To configure which sums to track, you'll need to instantiate a `CoreConfig` struct and provide it to `NewCore`:
```go
config := &joint.CoreConfig{
Sums: SumsConfig{
{1, 1}, // tracks the joint sum of differences
{2, 0}, // tracks the sum of squared differences of variable 1
},
Vars: stream.IntPtr(2), // declares that there are 2 variables to track (optional if Sums is set)
Window: stream.IntPtr(0), // tracks global sums
Decay: stream.FloatPtr(0.3), // tracks exponentially weighted sums with a decay factor of 0.3
}
core, err := NewCore(config)
```
See the [godoc](https://godoc.org/github.com/alexander-yu/stream/joint#Core) entry for more details on Core's methods.
### [Aggregate Statistics](https://godoc.org/github.com/alexander-yu/stream/aggregate)

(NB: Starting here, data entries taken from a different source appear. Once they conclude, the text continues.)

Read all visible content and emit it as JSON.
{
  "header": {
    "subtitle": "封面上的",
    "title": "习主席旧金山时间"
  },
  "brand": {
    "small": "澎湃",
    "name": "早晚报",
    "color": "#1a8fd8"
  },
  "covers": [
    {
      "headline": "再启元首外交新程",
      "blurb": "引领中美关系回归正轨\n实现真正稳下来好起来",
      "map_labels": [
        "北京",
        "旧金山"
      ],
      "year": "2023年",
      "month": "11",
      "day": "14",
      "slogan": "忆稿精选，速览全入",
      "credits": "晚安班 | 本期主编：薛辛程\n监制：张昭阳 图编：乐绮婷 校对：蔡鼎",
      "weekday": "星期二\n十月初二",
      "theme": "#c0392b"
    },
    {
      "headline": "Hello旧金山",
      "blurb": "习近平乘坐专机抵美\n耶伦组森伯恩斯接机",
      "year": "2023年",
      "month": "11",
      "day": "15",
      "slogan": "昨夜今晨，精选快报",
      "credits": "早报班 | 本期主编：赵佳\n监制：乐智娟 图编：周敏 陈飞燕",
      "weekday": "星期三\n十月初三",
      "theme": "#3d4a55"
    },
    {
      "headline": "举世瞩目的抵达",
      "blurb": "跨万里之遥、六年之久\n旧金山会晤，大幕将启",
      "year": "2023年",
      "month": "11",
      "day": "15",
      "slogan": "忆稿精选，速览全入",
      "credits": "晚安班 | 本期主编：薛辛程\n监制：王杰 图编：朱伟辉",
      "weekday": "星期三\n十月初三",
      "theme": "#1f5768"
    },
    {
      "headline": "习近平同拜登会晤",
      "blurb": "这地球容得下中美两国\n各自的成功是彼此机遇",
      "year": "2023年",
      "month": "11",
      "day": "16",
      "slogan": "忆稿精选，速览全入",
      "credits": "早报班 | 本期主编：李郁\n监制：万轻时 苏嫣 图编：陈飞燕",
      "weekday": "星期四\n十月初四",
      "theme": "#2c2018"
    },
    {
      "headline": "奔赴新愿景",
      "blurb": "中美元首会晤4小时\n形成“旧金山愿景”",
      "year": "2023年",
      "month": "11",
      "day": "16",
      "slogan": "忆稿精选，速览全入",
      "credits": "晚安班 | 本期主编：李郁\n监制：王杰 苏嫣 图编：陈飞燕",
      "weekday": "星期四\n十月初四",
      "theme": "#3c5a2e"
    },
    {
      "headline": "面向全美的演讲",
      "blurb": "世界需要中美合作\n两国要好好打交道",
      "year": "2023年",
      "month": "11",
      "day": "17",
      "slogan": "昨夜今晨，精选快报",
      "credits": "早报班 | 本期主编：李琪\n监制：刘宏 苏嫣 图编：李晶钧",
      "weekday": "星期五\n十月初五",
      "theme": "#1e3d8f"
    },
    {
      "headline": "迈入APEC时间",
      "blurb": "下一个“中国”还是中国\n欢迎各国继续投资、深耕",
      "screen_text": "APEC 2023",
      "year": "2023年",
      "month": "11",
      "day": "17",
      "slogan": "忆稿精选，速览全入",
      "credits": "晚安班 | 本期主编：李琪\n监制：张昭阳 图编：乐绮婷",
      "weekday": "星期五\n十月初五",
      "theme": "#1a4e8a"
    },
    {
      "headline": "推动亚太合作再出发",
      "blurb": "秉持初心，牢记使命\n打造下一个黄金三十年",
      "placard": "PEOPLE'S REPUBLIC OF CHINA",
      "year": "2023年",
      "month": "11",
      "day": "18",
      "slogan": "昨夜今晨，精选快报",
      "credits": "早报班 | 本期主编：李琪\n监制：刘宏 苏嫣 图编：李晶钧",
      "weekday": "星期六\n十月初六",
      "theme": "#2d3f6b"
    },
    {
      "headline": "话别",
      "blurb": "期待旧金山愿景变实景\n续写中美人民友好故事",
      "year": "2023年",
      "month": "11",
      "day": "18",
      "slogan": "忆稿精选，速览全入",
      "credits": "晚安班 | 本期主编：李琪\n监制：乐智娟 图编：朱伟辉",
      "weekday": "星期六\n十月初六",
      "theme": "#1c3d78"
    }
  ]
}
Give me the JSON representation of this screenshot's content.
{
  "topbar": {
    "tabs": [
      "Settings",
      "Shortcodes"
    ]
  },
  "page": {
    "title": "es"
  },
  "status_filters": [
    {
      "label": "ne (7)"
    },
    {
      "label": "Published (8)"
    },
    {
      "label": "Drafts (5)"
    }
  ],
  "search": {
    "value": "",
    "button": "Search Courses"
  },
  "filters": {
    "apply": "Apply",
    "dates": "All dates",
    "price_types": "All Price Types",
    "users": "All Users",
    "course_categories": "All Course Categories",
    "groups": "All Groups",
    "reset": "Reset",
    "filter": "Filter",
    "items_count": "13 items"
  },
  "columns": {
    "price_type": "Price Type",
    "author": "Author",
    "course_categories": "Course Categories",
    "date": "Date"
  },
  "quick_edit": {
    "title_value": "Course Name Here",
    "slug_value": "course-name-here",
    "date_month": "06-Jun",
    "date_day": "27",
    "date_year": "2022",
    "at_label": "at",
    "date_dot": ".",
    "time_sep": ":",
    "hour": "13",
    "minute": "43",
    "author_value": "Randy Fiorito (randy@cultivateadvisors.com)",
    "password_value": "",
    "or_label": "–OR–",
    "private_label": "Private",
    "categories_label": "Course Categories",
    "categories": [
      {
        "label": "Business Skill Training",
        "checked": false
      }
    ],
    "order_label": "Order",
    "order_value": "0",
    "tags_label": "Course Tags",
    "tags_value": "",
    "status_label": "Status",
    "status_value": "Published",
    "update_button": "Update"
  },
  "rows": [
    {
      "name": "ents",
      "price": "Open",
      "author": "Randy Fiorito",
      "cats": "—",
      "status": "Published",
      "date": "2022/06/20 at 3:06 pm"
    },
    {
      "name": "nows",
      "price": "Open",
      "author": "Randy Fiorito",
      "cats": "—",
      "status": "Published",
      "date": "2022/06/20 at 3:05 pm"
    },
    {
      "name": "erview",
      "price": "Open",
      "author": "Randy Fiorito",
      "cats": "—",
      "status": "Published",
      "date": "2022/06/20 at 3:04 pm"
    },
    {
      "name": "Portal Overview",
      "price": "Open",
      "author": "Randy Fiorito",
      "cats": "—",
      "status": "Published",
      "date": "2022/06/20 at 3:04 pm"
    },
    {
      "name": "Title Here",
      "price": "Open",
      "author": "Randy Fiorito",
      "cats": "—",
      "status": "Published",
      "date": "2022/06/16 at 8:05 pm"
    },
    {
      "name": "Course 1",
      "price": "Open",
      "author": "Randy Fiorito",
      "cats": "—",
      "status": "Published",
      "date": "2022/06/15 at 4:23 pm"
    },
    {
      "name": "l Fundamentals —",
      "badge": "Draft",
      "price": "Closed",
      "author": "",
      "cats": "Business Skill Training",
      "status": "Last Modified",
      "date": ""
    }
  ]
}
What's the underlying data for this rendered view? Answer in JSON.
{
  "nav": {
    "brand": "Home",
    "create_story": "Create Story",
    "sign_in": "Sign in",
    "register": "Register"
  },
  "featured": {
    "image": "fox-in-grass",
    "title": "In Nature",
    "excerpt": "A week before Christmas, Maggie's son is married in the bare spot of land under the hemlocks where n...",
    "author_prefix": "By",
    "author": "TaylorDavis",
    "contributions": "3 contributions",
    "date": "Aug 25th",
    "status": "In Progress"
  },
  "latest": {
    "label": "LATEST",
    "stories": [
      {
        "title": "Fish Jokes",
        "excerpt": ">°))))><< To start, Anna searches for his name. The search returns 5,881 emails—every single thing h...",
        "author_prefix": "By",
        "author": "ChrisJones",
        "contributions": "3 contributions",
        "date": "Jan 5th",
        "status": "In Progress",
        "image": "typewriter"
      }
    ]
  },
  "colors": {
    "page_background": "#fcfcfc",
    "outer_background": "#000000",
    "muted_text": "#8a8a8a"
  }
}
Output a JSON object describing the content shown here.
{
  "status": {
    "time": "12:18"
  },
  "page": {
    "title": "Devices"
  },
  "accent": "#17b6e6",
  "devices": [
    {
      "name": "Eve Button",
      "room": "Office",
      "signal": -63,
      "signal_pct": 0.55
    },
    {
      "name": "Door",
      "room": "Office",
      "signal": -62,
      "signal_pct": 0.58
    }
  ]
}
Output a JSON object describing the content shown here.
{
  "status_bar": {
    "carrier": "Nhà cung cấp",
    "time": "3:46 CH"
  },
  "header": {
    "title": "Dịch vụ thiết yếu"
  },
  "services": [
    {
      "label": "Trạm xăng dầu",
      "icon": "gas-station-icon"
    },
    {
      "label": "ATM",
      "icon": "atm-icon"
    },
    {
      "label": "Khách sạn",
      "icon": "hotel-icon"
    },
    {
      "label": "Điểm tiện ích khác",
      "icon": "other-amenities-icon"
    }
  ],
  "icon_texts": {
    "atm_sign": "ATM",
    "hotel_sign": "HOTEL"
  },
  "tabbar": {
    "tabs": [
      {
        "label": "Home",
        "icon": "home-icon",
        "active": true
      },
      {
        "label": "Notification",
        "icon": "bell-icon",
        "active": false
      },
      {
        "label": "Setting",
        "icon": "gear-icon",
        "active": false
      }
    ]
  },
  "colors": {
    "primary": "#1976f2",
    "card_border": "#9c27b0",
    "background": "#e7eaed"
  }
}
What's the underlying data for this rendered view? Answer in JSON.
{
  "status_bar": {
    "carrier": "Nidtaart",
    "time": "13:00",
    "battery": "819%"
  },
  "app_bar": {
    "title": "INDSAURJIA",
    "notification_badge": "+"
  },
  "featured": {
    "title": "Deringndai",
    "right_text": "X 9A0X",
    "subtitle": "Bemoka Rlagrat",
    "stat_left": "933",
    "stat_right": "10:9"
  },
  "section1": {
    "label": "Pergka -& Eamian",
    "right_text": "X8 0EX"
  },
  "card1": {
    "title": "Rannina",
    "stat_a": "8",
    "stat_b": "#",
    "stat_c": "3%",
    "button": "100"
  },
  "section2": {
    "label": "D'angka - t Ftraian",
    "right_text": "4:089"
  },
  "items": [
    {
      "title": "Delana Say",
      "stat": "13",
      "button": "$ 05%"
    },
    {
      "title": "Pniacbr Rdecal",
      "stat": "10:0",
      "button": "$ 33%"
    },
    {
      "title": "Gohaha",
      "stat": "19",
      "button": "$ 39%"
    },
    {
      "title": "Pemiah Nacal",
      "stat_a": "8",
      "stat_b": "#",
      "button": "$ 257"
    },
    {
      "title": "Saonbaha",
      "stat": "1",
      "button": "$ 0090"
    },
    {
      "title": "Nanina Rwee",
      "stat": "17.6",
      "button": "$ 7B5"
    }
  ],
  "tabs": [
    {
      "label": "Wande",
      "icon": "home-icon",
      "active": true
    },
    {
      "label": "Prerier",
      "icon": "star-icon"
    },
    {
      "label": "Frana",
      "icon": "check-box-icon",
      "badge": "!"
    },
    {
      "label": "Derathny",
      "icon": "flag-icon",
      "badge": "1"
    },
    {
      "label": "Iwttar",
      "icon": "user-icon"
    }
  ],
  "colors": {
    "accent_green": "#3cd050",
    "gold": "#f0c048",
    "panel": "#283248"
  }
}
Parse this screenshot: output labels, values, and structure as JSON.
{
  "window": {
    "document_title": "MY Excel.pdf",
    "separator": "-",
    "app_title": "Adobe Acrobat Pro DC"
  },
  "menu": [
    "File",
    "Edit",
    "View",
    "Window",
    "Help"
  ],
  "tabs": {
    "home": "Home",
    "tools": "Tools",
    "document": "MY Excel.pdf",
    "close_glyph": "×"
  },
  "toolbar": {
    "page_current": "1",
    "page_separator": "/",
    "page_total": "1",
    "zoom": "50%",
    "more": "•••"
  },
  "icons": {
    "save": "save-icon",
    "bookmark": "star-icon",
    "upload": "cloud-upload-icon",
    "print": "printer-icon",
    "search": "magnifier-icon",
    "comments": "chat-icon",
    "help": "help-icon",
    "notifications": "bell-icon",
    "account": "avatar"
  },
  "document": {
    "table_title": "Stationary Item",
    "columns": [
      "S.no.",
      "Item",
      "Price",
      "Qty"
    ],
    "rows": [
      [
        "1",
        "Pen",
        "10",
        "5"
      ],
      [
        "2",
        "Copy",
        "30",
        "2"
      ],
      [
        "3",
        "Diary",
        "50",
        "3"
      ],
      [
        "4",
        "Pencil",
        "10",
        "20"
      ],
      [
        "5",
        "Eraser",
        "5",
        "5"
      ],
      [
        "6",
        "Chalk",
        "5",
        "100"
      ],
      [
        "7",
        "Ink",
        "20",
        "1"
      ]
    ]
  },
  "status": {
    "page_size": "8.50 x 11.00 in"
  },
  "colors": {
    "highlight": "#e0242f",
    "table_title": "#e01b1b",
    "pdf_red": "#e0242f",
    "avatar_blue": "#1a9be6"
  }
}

#### SimpleAggregateMetric
SimpleAggregateMetric is a convenience wrapper that stores multiple univariate metrics and will push a value to all metrics simultaneously; instead of returning a single scalar, it returns a map of metrics to their corresponding values.
#### SimpleJointAggregateMetric
SimpleJointAggregateMetric is a convenience wrapper that stores multiple multivariate metrics and will push a value to all metrics simultaneously; instead of returning a single scalar, it returns a map of metrics to their corresponding values.